Steve Borthwick’s first Guinness Six Nations voyage as England head coach was not lacking in drama and talking points.
Thrust in with the task of steadying the ship through choppy waters, Borthwick looked to be on track before a devastating wave from across the English Channel threatened to throw him off course.
As the fog clears, let’s consider all that went down during a dizzying few weeks for England.
Star performer – Jack Willis
Flanker Jack Willis formed part of a new look England back row and of the three he may be the most pleased with his work across the Championship.
A difficult afternoon against France aside, Willis benefited hugely from what was his first consistent run in the side since making his breakthrough in 2020.
He capped his return to the international arena with a near-perfect back row display and a try against Italy at Twickenham.
He may have failed to play more than 62 minutes in any of his four starts but given his lack of Test minutes, and having to contend with travelling back and forth from Toulouse, he can count this year’s Guinness Six Nations a job well done.
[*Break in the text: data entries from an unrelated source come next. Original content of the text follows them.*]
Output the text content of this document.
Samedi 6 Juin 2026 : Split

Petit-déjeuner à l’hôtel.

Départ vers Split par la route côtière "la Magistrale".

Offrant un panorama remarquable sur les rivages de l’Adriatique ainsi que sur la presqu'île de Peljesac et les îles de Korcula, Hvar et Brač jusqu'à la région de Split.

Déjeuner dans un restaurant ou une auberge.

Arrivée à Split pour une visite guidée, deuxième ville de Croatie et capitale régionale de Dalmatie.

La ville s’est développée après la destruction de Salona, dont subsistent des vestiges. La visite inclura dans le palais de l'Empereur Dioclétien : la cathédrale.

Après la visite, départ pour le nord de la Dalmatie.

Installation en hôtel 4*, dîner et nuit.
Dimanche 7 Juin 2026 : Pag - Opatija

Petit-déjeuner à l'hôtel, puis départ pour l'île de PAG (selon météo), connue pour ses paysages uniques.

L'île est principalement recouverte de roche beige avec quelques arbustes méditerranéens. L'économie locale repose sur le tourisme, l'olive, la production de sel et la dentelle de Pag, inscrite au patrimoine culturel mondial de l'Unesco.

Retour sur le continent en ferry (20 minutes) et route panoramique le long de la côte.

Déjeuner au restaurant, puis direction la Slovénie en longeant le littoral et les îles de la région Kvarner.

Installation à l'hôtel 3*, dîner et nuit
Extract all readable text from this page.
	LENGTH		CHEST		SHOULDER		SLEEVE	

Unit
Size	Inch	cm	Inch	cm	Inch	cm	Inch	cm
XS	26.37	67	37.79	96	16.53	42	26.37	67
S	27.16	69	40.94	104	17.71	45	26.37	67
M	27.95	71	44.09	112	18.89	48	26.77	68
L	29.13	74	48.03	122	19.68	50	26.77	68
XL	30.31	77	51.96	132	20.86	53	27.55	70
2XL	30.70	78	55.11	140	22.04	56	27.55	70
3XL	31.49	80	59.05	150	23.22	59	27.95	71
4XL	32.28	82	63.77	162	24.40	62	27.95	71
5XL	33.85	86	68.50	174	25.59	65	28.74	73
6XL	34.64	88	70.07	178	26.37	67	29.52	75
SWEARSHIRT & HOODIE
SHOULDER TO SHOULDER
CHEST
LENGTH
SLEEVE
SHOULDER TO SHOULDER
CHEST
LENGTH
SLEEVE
Breakthrough player – Ollie Chessum
Ollie Chessum played no part in Round 5 after suffering a cruel ankle injury but more than made his mark in his first four Championship starts.
England may have tasted defeat in their opener against Scotland but Chessum delivered an all-action display which Leicester Tigers fans have become accustomed to.
He possesses a maturity that belies his 22 years and his partnership with Maro Itoje could be one that is here to stay.
He has not suffered many significant injuries previously and though he faces a race against time to be fit for the World Cup, England will want to be careful with the gentle giant who is set for a big future.
It is not quite clear what exactly this Guinness Six Nations spells for England, but they are undoubtedly in transition.
A third consecutive Championship yielding two wins from five, while disappointing, has a firmly different feel, with an admittance pre kick-off that this campaign was never going to be England’s finest.
The defeat by France was a tough watch for those of an English persuasion but may prove to be a result that England look back on as a turning point.
Certainly their performance against Ireland was a cause for optimism, with Borthwick’s side well in the game even after Freddie Steward’s red card.
If they can replicate that performance for grit and determination and weave in a little more ingenuity in attack then there is certainly the bones of a team that can challenge once again.
Any victory in Cardiff is not to be sniffed at.
Prior to their Round 3 trip, England had not won in the Welsh capital since 2017 and never looked overly troubled by Warren Gatland’s side on this occasion.
Full-back Steward stood out, leading his team for carries and metres made and also chipping in with two dominant tackles as England starved their opponents of clear-cut opportunities.
Steward said after that game that he wants to become the world’s best in his position and while the 22-year-old might not yet be at the level of Player of the Championship nominees Hugo Keenan and Thomas Ramos, time is on his side.
Seemingly the area of England’s game which Borthwick has had an immediate effect on is the set-piece.
England managed the best line-out success rate (92%) of any team, made the most maul metres of any side and scored as many tries from mauls (3) as the other nations combined.
Not too long ago the scrum was also seen as a problem area but not so under Borthwick with England managing the best scrum success rate in the Championship (96%).
With a point to prove they more than held their own until late on when numbers told against Ireland and the return to form of Anthony Watson was also a positive.
For all England’s improvements at the set piece, they have some way to go to match their rivals in open play.
That is the case on both sides of the ball too, with England completing the fewest off loads and line breaks while also registering the lowest tackle completion.
Borthwick trialled four unique midfield combinations during the Guinness Six Nations and may feel he is no closer to knowing his preferred option.
Midway through the Championship, the Owen Farrell-Marcus Smith debate seemed as decisive as ever but the former looks to have seized the upper hand in that contest but who plays outside him is anyone’s guess.
Appointing a permanent successor to Martin Gleeson as attack coach will be high on Borthwick’s priority list.
If England took a few steps forward with their wins over Italy and Wales, then the France defeat certainly knocked them back a few paces.
But their doings in Dublin ensured the campaign finished on a high even if the result was a negative one.
Borthwick has fixed England’s issues at the set piece and given time it seems inevitable that Kevin Sinfield will shore up a porous defence.
Who heads up England’s attack from both a playing and coach perspective remains to be seen – both parties will have a huge say in what this England team goes on to achieve.